When is Hospice Care Appropriate?

Hospice care should be considered anytime you or a loved one has been diagnosed with a life-limiting illness. It is appropriate to discuss all of the care options available with your physician, including hospice.

Common illnesses appropriate for hospice care include the later stages of Alzheimer’s and other dementias, cancer, heart disease, lung disease, AIDS, and ALS, among others. Patients diagnosed with these illnesses are eligible for hospice care when their physician determines that, given the natural course of the illness, life expectancy is six months or less. At that time, comfort care and symptom management become the primary focus, and continuing treatment is no longer beneficial or desired by the patient. A good question to ask yourself is, would I be surprised if my loved ones were not here in a year?

Hospice care provides a higher level of support, unlike any other. A multi-disciplinary team of physicians, registered nurses, certified nursing assistants, medical social workers, spiritual counselors, grief counselors and volunteers works together to address the physical, social, emotional and spiritual needs of each patient and family. Hospice Alliance teams provide care to patients wherever they call home including a personal residence, home of a loved one, assisted living or skilled nursing or in one of hospice alliance’s home-like residential care facilities, regardless of the patient’s age or ability to pay.

Hospice Alliance encircles each patient and family by providing expert care in pain relief and symptom management, emotional and spiritual counseling (if desired) and grief support.The most frequent thing we hear from patients and families is, “we wish we would have called you sooner.”

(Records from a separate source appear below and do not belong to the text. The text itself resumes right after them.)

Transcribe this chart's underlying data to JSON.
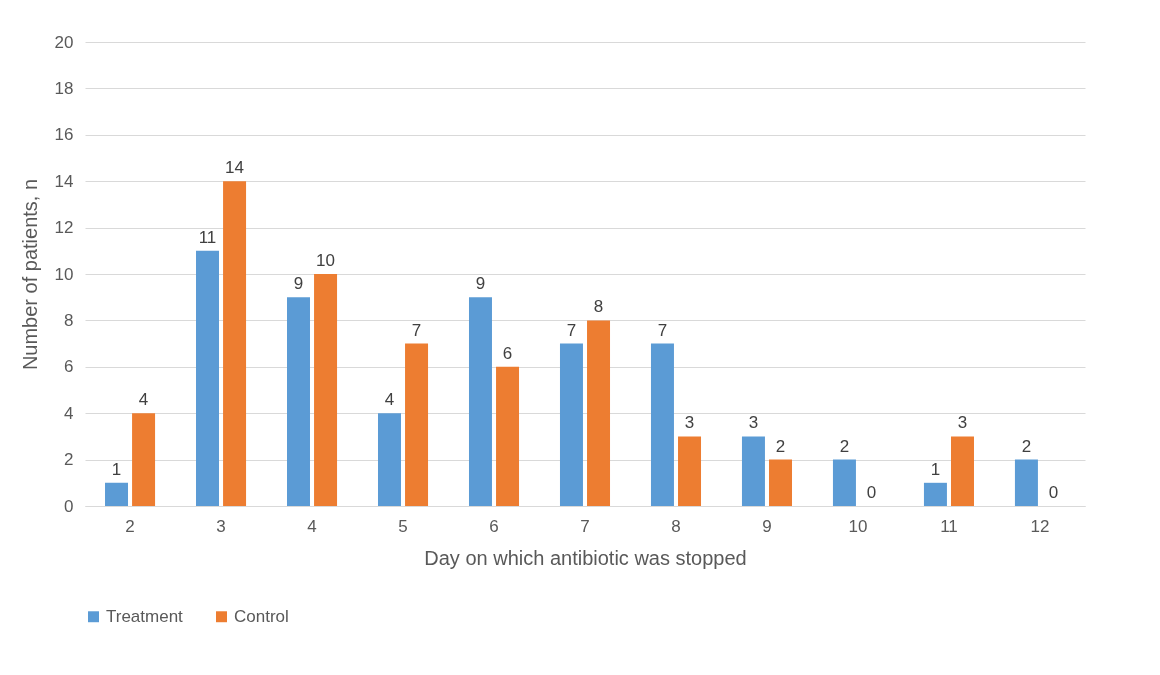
{
  "chart_data": {
    "type": "bar",
    "xlabel": "Day on which antibiotic was stopped",
    "ylabel": "Number of patients, n",
    "categories": [
      "2",
      "3",
      "4",
      "5",
      "6",
      "7",
      "8",
      "9",
      "10",
      "11",
      "12"
    ],
    "series": [
      {
        "name": "Treatment",
        "color": "#5b9bd5",
        "values": [
          1,
          11,
          9,
          4,
          9,
          7,
          7,
          3,
          2,
          1,
          2
        ]
      },
      {
        "name": "Control",
        "color": "#ed7d31",
        "values": [
          4,
          14,
          10,
          7,
          6,
          8,
          3,
          2,
          0,
          3,
          0
        ]
      }
    ],
    "ylim": [
      0,
      20
    ],
    "yticks": [
      0,
      2,
      4,
      6,
      8,
      10,
      12,
      14,
      16,
      18,
      20
    ],
    "grid": "y",
    "legend": "bottom",
    "data_labels": true
  }
}
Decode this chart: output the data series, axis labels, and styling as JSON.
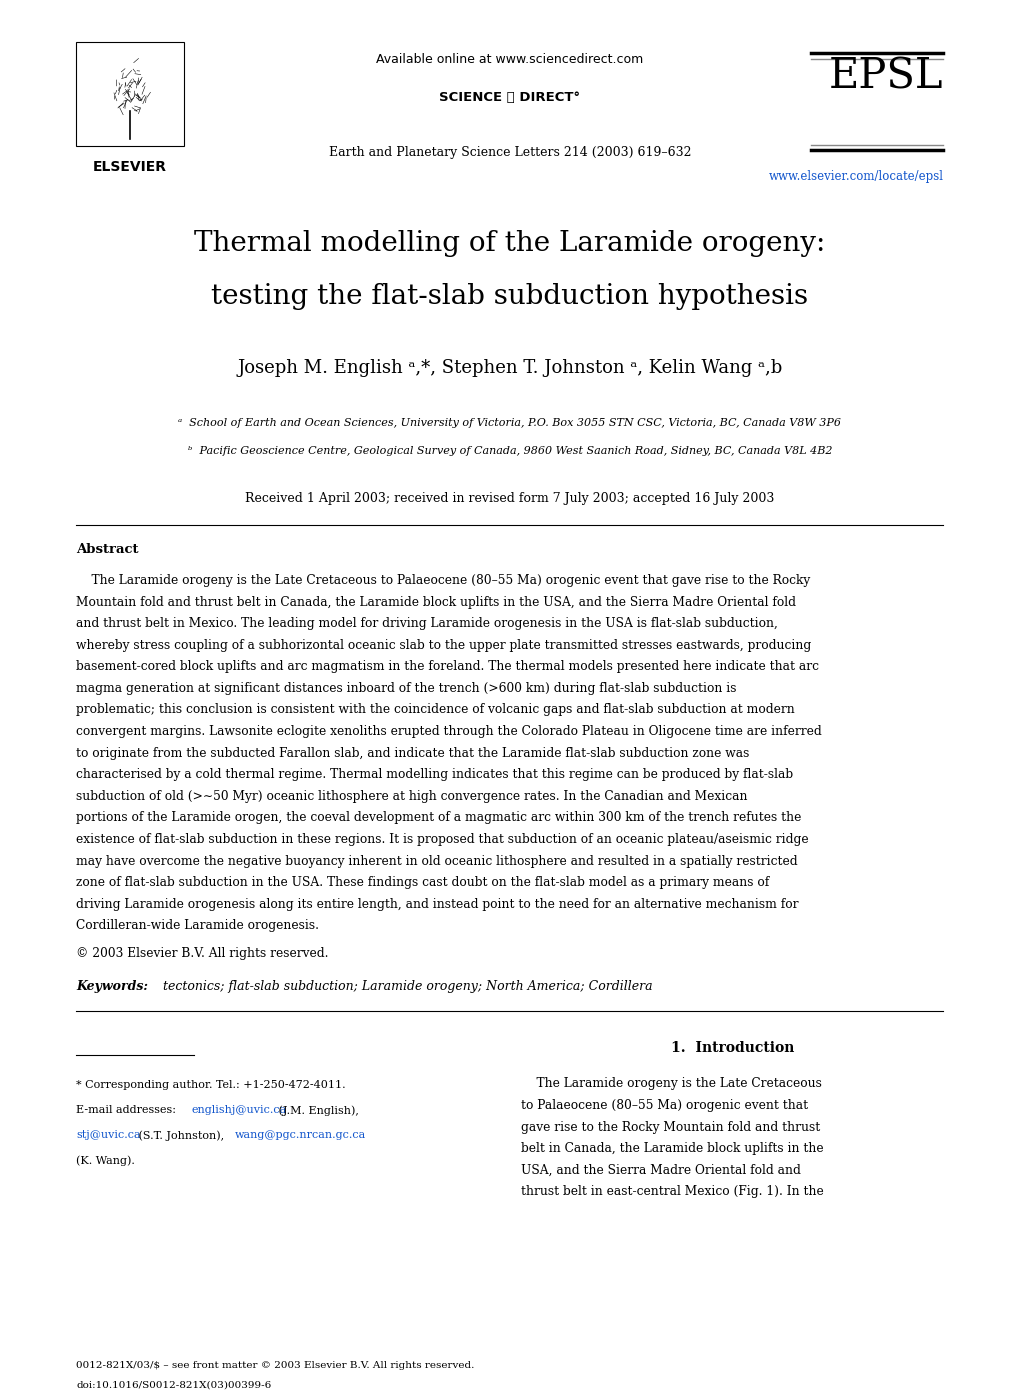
{
  "bg_color": "#ffffff",
  "page_width": 10.2,
  "page_height": 13.93,
  "available_text": "Available online at www.sciencedirect.com",
  "sciencedirect_text": "SCIENCE ⓐ DIRECT°",
  "journal_line": "Earth and Planetary Science Letters 214 (2003) 619–632",
  "epsl_text": "EPSL",
  "url_text": "www.elsevier.com/locate/epsl",
  "elsevier_text": "ELSEVIER",
  "title_line1": "Thermal modelling of the Laramide orogeny:",
  "title_line2": "testing the flat-slab subduction hypothesis",
  "authors": "Joseph M. English ᵃ,*, Stephen T. Johnston ᵃ, Kelin Wang ᵃ,b",
  "affil_a": "ᵃ  School of Earth and Ocean Sciences, University of Victoria, P.O. Box 3055 STN CSC, Victoria, BC, Canada V8W 3P6",
  "affil_b": "ᵇ  Pacific Geoscience Centre, Geological Survey of Canada, 9860 West Saanich Road, Sidney, BC, Canada V8L 4B2",
  "received": "Received 1 April 2003; received in revised form 7 July 2003; accepted 16 July 2003",
  "abstract_title": "Abstract",
  "abstract_lines": [
    "    The Laramide orogeny is the Late Cretaceous to Palaeocene (80–55 Ma) orogenic event that gave rise to the Rocky",
    "Mountain fold and thrust belt in Canada, the Laramide block uplifts in the USA, and the Sierra Madre Oriental fold",
    "and thrust belt in Mexico. The leading model for driving Laramide orogenesis in the USA is flat-slab subduction,",
    "whereby stress coupling of a subhorizontal oceanic slab to the upper plate transmitted stresses eastwards, producing",
    "basement-cored block uplifts and arc magmatism in the foreland. The thermal models presented here indicate that arc",
    "magma generation at significant distances inboard of the trench (>600 km) during flat-slab subduction is",
    "problematic; this conclusion is consistent with the coincidence of volcanic gaps and flat-slab subduction at modern",
    "convergent margins. Lawsonite eclogite xenoliths erupted through the Colorado Plateau in Oligocene time are inferred",
    "to originate from the subducted Farallon slab, and indicate that the Laramide flat-slab subduction zone was",
    "characterised by a cold thermal regime. Thermal modelling indicates that this regime can be produced by flat-slab",
    "subduction of old (>∼50 Myr) oceanic lithosphere at high convergence rates. In the Canadian and Mexican",
    "portions of the Laramide orogen, the coeval development of a magmatic arc within 300 km of the trench refutes the",
    "existence of flat-slab subduction in these regions. It is proposed that subduction of an oceanic plateau/aseismic ridge",
    "may have overcome the negative buoyancy inherent in old oceanic lithosphere and resulted in a spatially restricted",
    "zone of flat-slab subduction in the USA. These findings cast doubt on the flat-slab model as a primary means of",
    "driving Laramide orogenesis along its entire length, and instead point to the need for an alternative mechanism for",
    "Cordilleran-wide Laramide orogenesis."
  ],
  "copyright": "© 2003 Elsevier B.V. All rights reserved.",
  "keywords_label": "Keywords:",
  "keywords_body": "  tectonics; flat-slab subduction; Laramide orogeny; North America; Cordillera",
  "section1_title": "1.  Introduction",
  "intro_lines": [
    "    The Laramide orogeny is the Late Cretaceous",
    "to Palaeocene (80–55 Ma) orogenic event that",
    "gave rise to the Rocky Mountain fold and thrust",
    "belt in Canada, the Laramide block uplifts in the",
    "USA, and the Sierra Madre Oriental fold and",
    "thrust belt in east-central Mexico (Fig. 1). In the"
  ],
  "footnote_star": "* Corresponding author. Tel.: +1-250-472-4011.",
  "footnote_email_label": "E-mail addresses: ",
  "footnote_email1_link": "englishj@uvic.ca",
  "footnote_email1_rest": " (J.M. English),",
  "footnote_line2_link1": "stj@uvic.ca",
  "footnote_line2_mid": " (S.T. Johnston), ",
  "footnote_line2_link2": "wang@pgc.nrcan.gc.ca",
  "footnote_line3": "(K. Wang).",
  "footer_line1": "0012-821X/03/$ – see front matter © 2003 Elsevier B.V. All rights reserved.",
  "footer_line2": "doi:10.1016/S0012-821X(03)00399-6",
  "url_color": "#1155cc",
  "text_color": "#000000"
}
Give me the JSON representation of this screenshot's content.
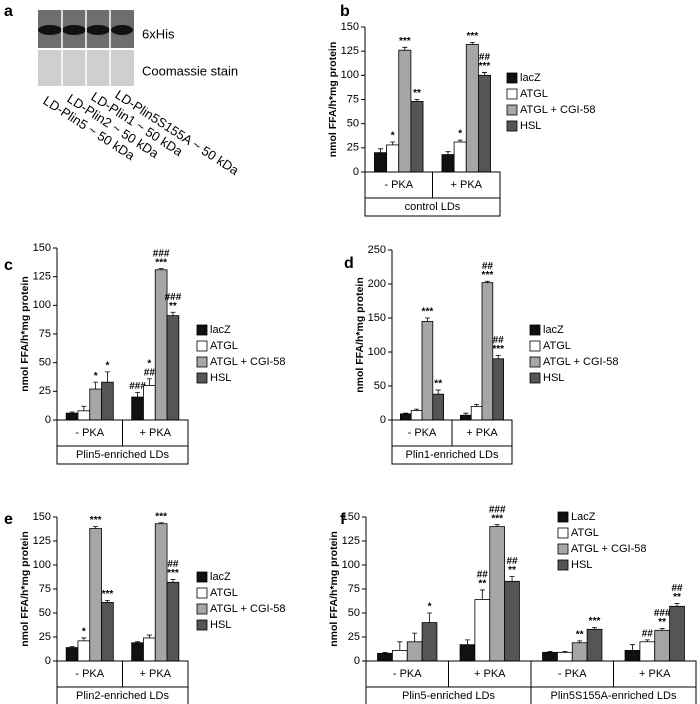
{
  "blot": {
    "panel": "a",
    "rows": [
      "6xHis",
      "Coomassie stain"
    ],
    "lanes": [
      "LD-Plin5 ~ 50 kDa",
      "LD-Plin2 ~ 50 kDa",
      "LD-Plin1 ~ 50 kDa",
      "LD-Plin5S155A ~ 50 kDa"
    ]
  },
  "chart_data": [
    {
      "type": "bar",
      "panel": "b",
      "ylabel": "nmol FFA/h*mg protein",
      "ylim": [
        0,
        150
      ],
      "yticks": [
        0,
        25,
        50,
        75,
        100,
        125,
        150
      ],
      "categories": [
        "- PKA",
        "+ PKA"
      ],
      "group_labels": [
        "control LDs"
      ],
      "series": [
        {
          "name": "lacZ",
          "color": "#111111",
          "values": [
            20,
            18
          ],
          "errors": [
            4,
            3
          ],
          "labels": [
            null,
            null
          ]
        },
        {
          "name": "ATGL",
          "color": "#ffffff",
          "values": [
            28,
            31
          ],
          "errors": [
            3,
            2
          ],
          "labels": [
            [
              "*"
            ],
            [
              "*"
            ]
          ]
        },
        {
          "name": "ATGL + CGI-58",
          "color": "#a6a6a6",
          "values": [
            126,
            132
          ],
          "errors": [
            3,
            2
          ],
          "labels": [
            [
              "***"
            ],
            [
              "***"
            ]
          ]
        },
        {
          "name": "HSL",
          "color": "#555555",
          "values": [
            73,
            100
          ],
          "errors": [
            2,
            3
          ],
          "labels": [
            [
              "**"
            ],
            [
              "##",
              "***"
            ]
          ]
        }
      ]
    },
    {
      "type": "bar",
      "panel": "c",
      "ylabel": "nmol FFA/h*mg protein",
      "ylim": [
        0,
        150
      ],
      "yticks": [
        0,
        25,
        50,
        75,
        100,
        125,
        150
      ],
      "categories": [
        "- PKA",
        "+ PKA"
      ],
      "group_labels": [
        "Plin5-enriched LDs"
      ],
      "series": [
        {
          "name": "lacZ",
          "color": "#111111",
          "values": [
            6,
            20
          ],
          "errors": [
            1,
            4
          ],
          "labels": [
            null,
            [
              "###"
            ]
          ]
        },
        {
          "name": "ATGL",
          "color": "#ffffff",
          "values": [
            8,
            30
          ],
          "errors": [
            4,
            6
          ],
          "labels": [
            null,
            [
              "*",
              "##"
            ]
          ]
        },
        {
          "name": "ATGL + CGI-58",
          "color": "#a6a6a6",
          "values": [
            27,
            131
          ],
          "errors": [
            6,
            1
          ],
          "labels": [
            [
              "*"
            ],
            [
              "###",
              "***"
            ]
          ]
        },
        {
          "name": "HSL",
          "color": "#555555",
          "values": [
            33,
            91
          ],
          "errors": [
            9,
            3
          ],
          "labels": [
            [
              "*"
            ],
            [
              "###",
              "**"
            ]
          ]
        }
      ]
    },
    {
      "type": "bar",
      "panel": "d",
      "ylabel": "nmol FFA/h*mg protein",
      "ylim": [
        0,
        250
      ],
      "yticks": [
        0,
        50,
        100,
        150,
        200,
        250
      ],
      "categories": [
        "- PKA",
        "+ PKA"
      ],
      "group_labels": [
        "Plin1-enriched LDs"
      ],
      "series": [
        {
          "name": "lacZ",
          "color": "#111111",
          "values": [
            9,
            7
          ],
          "errors": [
            1,
            3
          ],
          "labels": [
            null,
            null
          ]
        },
        {
          "name": "ATGL",
          "color": "#ffffff",
          "values": [
            14,
            20
          ],
          "errors": [
            2,
            3
          ],
          "labels": [
            null,
            null
          ]
        },
        {
          "name": "ATGL + CGI-58",
          "color": "#a6a6a6",
          "values": [
            145,
            202
          ],
          "errors": [
            5,
            2
          ],
          "labels": [
            [
              "***"
            ],
            [
              "##",
              "***"
            ]
          ]
        },
        {
          "name": "HSL",
          "color": "#555555",
          "values": [
            38,
            90
          ],
          "errors": [
            6,
            5
          ],
          "labels": [
            [
              "**"
            ],
            [
              "##",
              "***"
            ]
          ]
        }
      ]
    },
    {
      "type": "bar",
      "panel": "e",
      "ylabel": "nmol FFA/h*mg protein",
      "ylim": [
        0,
        150
      ],
      "yticks": [
        0,
        25,
        50,
        75,
        100,
        125,
        150
      ],
      "categories": [
        "- PKA",
        "+ PKA"
      ],
      "group_labels": [
        "Plin2-enriched LDs"
      ],
      "series": [
        {
          "name": "lacZ",
          "color": "#111111",
          "values": [
            14,
            19
          ],
          "errors": [
            1,
            1
          ],
          "labels": [
            null,
            null
          ]
        },
        {
          "name": "ATGL",
          "color": "#ffffff",
          "values": [
            21,
            24
          ],
          "errors": [
            3,
            3
          ],
          "labels": [
            [
              "*"
            ],
            null
          ]
        },
        {
          "name": "ATGL + CGI-58",
          "color": "#a6a6a6",
          "values": [
            138,
            143
          ],
          "errors": [
            2,
            1
          ],
          "labels": [
            [
              "***"
            ],
            [
              "***"
            ]
          ]
        },
        {
          "name": "HSL",
          "color": "#555555",
          "values": [
            61,
            82
          ],
          "errors": [
            2,
            3
          ],
          "labels": [
            [
              "***"
            ],
            [
              "##",
              "***"
            ]
          ]
        }
      ]
    },
    {
      "type": "bar",
      "panel": "f",
      "ylabel": "nmol FFA/h*mg protein",
      "ylim": [
        0,
        150
      ],
      "yticks": [
        0,
        25,
        50,
        75,
        100,
        125,
        150
      ],
      "categories": [
        "- PKA",
        "+ PKA",
        "- PKA",
        "+ PKA"
      ],
      "group_labels": [
        "Plin5-enriched LDs",
        "Plin5S155A-enriched LDs"
      ],
      "series": [
        {
          "name": "LacZ",
          "color": "#111111",
          "values": [
            8,
            17,
            9,
            11
          ],
          "errors": [
            1,
            5,
            1,
            6
          ],
          "labels": [
            null,
            null,
            null,
            null
          ]
        },
        {
          "name": "ATGL",
          "color": "#ffffff",
          "values": [
            11,
            64,
            9,
            20
          ],
          "errors": [
            9,
            10,
            1,
            2
          ],
          "labels": [
            null,
            [
              "##",
              "**"
            ],
            null,
            [
              "##"
            ]
          ]
        },
        {
          "name": "ATGL + CGI-58",
          "color": "#a6a6a6",
          "values": [
            20,
            140,
            19,
            32
          ],
          "errors": [
            9,
            2,
            2,
            2
          ],
          "labels": [
            null,
            [
              "###",
              "***"
            ],
            [
              "**"
            ],
            [
              "###",
              "**"
            ]
          ]
        },
        {
          "name": "HSL",
          "color": "#555555",
          "values": [
            40,
            83,
            33,
            57
          ],
          "errors": [
            10,
            5,
            2,
            3
          ],
          "labels": [
            [
              "*"
            ],
            [
              "##",
              "**"
            ],
            [
              "***"
            ],
            [
              "##",
              "**"
            ]
          ]
        }
      ]
    }
  ]
}
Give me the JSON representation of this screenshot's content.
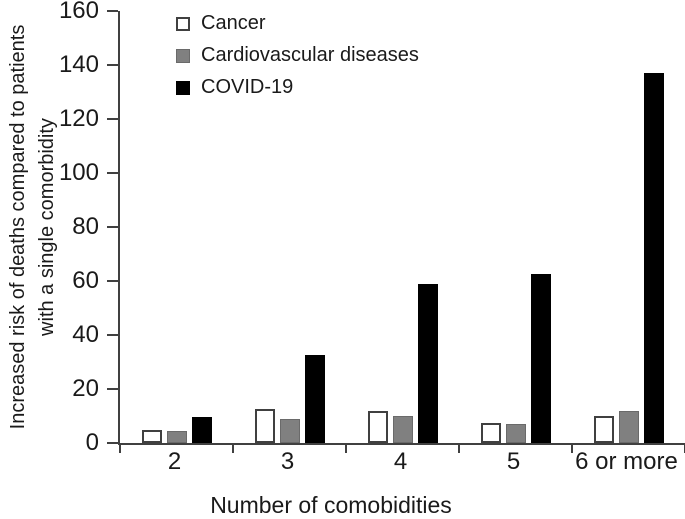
{
  "chart_data": {
    "type": "bar",
    "categories": [
      "2",
      "3",
      "4",
      "5",
      "6 or more"
    ],
    "series": [
      {
        "name": "Cancer",
        "values": [
          5,
          12.5,
          12,
          7.5,
          10
        ],
        "fill": "#ffffff",
        "border": "#404040"
      },
      {
        "name": "Cardiovascular diseases",
        "values": [
          4.5,
          9,
          10,
          7,
          12
        ],
        "fill": "#808080",
        "border": "#6a6a6a"
      },
      {
        "name": "COVID-19",
        "values": [
          9.5,
          32.5,
          59,
          62.5,
          137
        ],
        "fill": "#000000",
        "border": "#000000"
      }
    ],
    "title": "",
    "xlabel": "Number of comobidities",
    "ylabel": "Increased risk of deaths compared to patients with a single comorbidity",
    "ylabel_lines": [
      "Increased risk of deaths compared to patients",
      "with a single comorbidity"
    ],
    "ylim": [
      0,
      160
    ],
    "ytick_step": 20,
    "yticks": [
      "0",
      "20",
      "40",
      "60",
      "80",
      "100",
      "120",
      "140",
      "160"
    ],
    "grid": false,
    "legend_position": "top-left-inside",
    "axis_color": "#404040"
  }
}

You should contact your physician if you or a loved one experiences one or more of these signs:

  • Multiple admissions to the hospital in a short period of time
  • Unexplained weight loss with a noticeable difference in how clothing fits
  • Spending most of the day in a chair or bed
  • Shortness of breath while sitting or lying down
  • Multiple falls within a 6-month period
  • Symptoms (such as pain) have become unmanageable

Resources:

Information on Caring Connections can assist people in making decisions about end-of-life care and services before they are absolutely needed. It is offered as a program of the National Hospice and Palliative Care Organization, which also provides quality resource materials and information.
The National Hospice Foundation and the Hospice Foundation offer valuable supporting resources as well.